1.2.Het CAK heeft het bezwaar van eiser tegen de boete niet-ontvankelijk verklaard omdat het bezwaar niet tijdig is ingediend. De rechtbank beoordeelt of het CAK het bezwaar terecht niet-ontvankelijk heeft verklaard. De rechtbank beoordeelt dus niet of het CAK eiser terecht een boete heeft opgelegd of niet.
Wat vinden eiser en het CAK in beroep?
2. Eiser voert aan dat hij in de periode van 10 februari 2020 tot en met 8 mei 2020 in detentie heeft gezeten. Hierdoor kon hij bepaalde zaken zelf niet regelen en was hij afhankelijk van derden. De eigenaresse van het adres waarop eiser stond ingeschreven verbleef zelf lange tijd in het buitenland, waardoor er geen zicht was op zijn post. In de penitentiaire inrichting waar hij verbleef was aan hem medegedeeld dat hij was verzekerd bij VGZ. Het CAK heeft geen rekening gehouden met onvoorziene situaties.

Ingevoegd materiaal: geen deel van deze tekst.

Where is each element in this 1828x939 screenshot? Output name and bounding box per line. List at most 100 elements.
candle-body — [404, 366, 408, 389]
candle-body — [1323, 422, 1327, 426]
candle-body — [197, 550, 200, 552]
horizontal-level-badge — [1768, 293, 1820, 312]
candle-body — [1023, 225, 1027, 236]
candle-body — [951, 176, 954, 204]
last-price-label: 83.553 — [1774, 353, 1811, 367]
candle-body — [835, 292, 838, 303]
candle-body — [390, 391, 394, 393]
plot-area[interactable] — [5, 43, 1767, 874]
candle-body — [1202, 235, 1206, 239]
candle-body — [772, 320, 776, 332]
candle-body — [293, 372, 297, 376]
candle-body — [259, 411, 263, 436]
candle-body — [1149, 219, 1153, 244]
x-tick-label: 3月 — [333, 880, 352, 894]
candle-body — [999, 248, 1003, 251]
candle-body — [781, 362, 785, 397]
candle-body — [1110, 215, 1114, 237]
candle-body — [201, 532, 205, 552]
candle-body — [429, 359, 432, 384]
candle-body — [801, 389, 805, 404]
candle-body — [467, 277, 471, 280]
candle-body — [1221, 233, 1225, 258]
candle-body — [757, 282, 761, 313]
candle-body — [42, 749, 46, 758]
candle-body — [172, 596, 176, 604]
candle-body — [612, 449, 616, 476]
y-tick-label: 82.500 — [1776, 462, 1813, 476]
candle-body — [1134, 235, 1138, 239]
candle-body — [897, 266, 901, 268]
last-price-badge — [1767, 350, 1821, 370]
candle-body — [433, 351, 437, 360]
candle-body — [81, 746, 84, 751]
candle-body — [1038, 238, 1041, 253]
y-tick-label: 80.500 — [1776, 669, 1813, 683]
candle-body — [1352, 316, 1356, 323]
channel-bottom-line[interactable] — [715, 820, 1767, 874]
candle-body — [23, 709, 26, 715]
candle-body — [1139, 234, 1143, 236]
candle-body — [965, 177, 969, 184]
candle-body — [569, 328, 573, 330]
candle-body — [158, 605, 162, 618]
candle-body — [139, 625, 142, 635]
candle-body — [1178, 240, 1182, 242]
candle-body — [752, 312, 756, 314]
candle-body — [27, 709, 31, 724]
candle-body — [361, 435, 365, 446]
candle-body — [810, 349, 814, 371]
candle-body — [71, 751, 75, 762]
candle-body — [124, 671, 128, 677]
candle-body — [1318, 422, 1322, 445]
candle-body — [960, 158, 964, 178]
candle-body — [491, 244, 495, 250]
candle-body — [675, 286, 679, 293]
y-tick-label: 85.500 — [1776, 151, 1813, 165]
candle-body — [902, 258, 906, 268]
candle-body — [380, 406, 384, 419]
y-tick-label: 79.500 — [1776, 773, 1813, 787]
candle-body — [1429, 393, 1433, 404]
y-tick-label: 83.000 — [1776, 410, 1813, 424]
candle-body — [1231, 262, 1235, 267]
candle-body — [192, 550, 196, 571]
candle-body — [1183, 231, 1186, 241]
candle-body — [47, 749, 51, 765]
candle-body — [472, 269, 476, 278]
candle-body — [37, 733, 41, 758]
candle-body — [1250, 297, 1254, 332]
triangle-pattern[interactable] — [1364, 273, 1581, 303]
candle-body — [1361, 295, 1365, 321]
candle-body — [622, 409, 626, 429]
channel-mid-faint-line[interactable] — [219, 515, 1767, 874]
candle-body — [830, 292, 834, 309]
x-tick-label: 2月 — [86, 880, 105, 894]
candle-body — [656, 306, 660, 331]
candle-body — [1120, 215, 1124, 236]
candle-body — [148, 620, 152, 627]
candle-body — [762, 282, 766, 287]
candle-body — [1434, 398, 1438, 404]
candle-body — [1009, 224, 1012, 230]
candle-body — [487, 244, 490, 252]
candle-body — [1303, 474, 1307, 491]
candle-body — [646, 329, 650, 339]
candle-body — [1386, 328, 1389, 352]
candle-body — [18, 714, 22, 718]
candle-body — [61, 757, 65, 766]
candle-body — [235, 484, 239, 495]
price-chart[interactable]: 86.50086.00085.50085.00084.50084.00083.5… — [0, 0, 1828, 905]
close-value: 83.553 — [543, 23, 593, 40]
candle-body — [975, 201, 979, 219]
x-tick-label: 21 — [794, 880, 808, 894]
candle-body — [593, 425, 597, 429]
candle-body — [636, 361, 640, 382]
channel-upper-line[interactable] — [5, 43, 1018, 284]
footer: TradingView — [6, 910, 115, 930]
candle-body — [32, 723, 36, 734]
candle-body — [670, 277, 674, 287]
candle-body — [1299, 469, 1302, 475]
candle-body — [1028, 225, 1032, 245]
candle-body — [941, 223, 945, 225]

3. Het CAK betoogt dat de aanmaning en het primaire besluit zijn verzonden naar het adres waarop eiser in de Basisregistratie Personen (Brp) stond ingeschreven. Het is de verantwoordelijkheid van eiser om te zorgen voor een goede adresregistratie. Als eiser door zijn detentie niet op tijd zijn post kon behandelen, had hij iemand moeten vragen dat voor hem te doen.
Wat oordeelt de rechtbank?
4. Het CAK heeft het primaire besluit verzonden naar het adres waarop eiser op dat moment in de Brp stond ingeschreven. Niet in geschil is dat het primaire besluit op dat adres is ontvangen en dat het eiser zijn bezwaar niet op tijd heeft ingediend.
5. Als iemand een bezwaarschrift te laat indient, moet het CAK het bezwaar niet-ontvankelijk verklaren. Dat is alleen anders als het niet of niet tijdig indienen van het bezwaarschrift verontschuldigbaar is. Dan laat het CAK op grond van artikel 6:11 van de Awb niet-ontvankelijkverklaring op grond van die te late indiening achterwege.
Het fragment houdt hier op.